We’ll measure the time it takes for 100,000 runs of finding the primes to 1,000. First, the imperative version:
CL-USER> (time (loop repeat 100000 do (imperative-prime 1000)))
Evaluation took:
2.195 seconds of real time
2.199614 seconds of total run time (2.152814 user, 0.046800 system)
[ Run times consist of 0.079 seconds GC time, and 2.121 seconds non-GC time. ]
100.23% CPU
6,162,712,538 processor cycles
236,807,008 bytes consed
Finding primes to 1,000 by our imperative method takes about 22 microseconds. The garbage collection and consing are probably to do with building the output primes list.
Now the trial division recursive version:
CL-USER> (time (loop repeat 100000 do (functional-prime-1 1000)))
Evaluation took:
37.963 seconds of real time
37.783443 seconds of total run time (37.580641 user, 0.202802 system)
[ Run times consist of 2.188 seconds GC time, and 35.596 seconds non-GC time. ]
99.53% CPU
106,557,807,692 processor cycles
13,168,932,696 bytes consed
About 380 microseconds to find the primes to 1,0000: about 17 times slower than the imperative version but still not bad in absolute terms. Garbage collection is less than 1% of runtime.
What about the functional Eratosthenes Sieve?
CL-USER> (time (loop repeat 100000 do (functional-prime-2 1000)))
Evaluation took:
575.893 seconds of real time
574.380082 seconds of total run time (570.636058 user, 3.744024 system)
[ Run times consist of 36.774 seconds GC time, and 537.607 seconds non-GC time. ]
99.74% CPU
1,616,532,834,439 processor cycles
274,064,489,504 bytes consed
About 5.8 milliseconds: 15 times slower than the trial by division functional version, 260 times slower than the imperative version.
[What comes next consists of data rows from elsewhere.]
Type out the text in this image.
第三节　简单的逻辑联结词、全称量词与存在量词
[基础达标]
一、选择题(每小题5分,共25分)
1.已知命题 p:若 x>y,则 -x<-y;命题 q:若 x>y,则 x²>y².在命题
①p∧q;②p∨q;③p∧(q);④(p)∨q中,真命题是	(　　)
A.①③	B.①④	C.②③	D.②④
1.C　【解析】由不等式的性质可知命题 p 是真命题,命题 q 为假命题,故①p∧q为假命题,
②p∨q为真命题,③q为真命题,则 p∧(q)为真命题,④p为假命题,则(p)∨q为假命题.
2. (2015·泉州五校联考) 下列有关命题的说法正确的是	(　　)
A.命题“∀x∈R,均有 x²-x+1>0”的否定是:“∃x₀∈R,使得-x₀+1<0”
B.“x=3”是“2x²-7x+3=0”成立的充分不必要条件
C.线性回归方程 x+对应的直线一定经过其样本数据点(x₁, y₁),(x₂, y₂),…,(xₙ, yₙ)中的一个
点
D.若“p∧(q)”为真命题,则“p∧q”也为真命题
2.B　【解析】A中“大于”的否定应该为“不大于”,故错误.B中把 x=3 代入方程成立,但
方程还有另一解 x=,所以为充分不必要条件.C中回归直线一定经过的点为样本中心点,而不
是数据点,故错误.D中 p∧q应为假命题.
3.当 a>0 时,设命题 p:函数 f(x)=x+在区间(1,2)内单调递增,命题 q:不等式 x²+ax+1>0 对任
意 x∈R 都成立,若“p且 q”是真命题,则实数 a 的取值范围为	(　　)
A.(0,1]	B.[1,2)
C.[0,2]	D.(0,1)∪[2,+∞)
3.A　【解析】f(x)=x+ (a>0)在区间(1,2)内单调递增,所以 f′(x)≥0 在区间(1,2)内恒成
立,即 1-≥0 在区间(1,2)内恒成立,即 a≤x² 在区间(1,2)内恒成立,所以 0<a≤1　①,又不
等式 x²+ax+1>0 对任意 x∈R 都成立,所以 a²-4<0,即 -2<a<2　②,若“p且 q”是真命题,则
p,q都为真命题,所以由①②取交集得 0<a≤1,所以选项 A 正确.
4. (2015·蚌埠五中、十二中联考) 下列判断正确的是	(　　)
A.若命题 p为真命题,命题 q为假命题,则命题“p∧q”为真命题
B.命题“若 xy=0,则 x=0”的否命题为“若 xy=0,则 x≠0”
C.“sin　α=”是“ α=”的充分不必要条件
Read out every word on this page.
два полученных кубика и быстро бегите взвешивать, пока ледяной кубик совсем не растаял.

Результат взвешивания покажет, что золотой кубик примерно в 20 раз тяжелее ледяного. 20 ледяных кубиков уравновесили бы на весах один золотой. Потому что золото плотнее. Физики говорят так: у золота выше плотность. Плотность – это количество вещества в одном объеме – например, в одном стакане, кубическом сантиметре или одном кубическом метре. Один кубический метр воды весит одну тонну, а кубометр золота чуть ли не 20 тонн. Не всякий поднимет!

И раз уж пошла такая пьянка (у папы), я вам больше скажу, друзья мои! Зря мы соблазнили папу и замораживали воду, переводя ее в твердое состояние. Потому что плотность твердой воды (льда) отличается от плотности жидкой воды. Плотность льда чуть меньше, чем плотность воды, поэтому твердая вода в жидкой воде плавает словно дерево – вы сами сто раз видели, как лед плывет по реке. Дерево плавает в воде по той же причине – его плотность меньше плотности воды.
Also, the garbage collector kicked in for about 6% of the runtime and there was a lot of consing, as expected.
For our functional Sieve, using alternative data structures (arrays of unboxed integers instead of lists for the sieves) and reducing the time to search for the next prime by for example truncating the sieve at the last prime found may speed things up, at the expense of implementation complexity, but there is still a large amount of data copying going on.
(In contrast, on the 6MHz 68000-based system I built in the mid-1980s, the Sieve of Eratosthenes written in assembler took about 100ms to calculate the primes to 1,000.)
Conclusions
Functional programming can be regarded as a series of operations on data, with the flow of data through a processing pipeline of functions being emphasised. Where it tends to fall down is where we are required to apply repeated change to large collections of data, when the “no mutable data” means that in-place updates of items is eschewed and leads to huge amounts of copying instead. Where an algorithm (or data structure) that is a good fit for the functional paradigm exists (trial by division here) then the performance of the functional version is acceptable. However, the Sieve of Erathosthenes is an explicitly imperative algorithm, and attempting a naive functional implementation can be time consuming and the result is slow; it’s probably not worth the effort.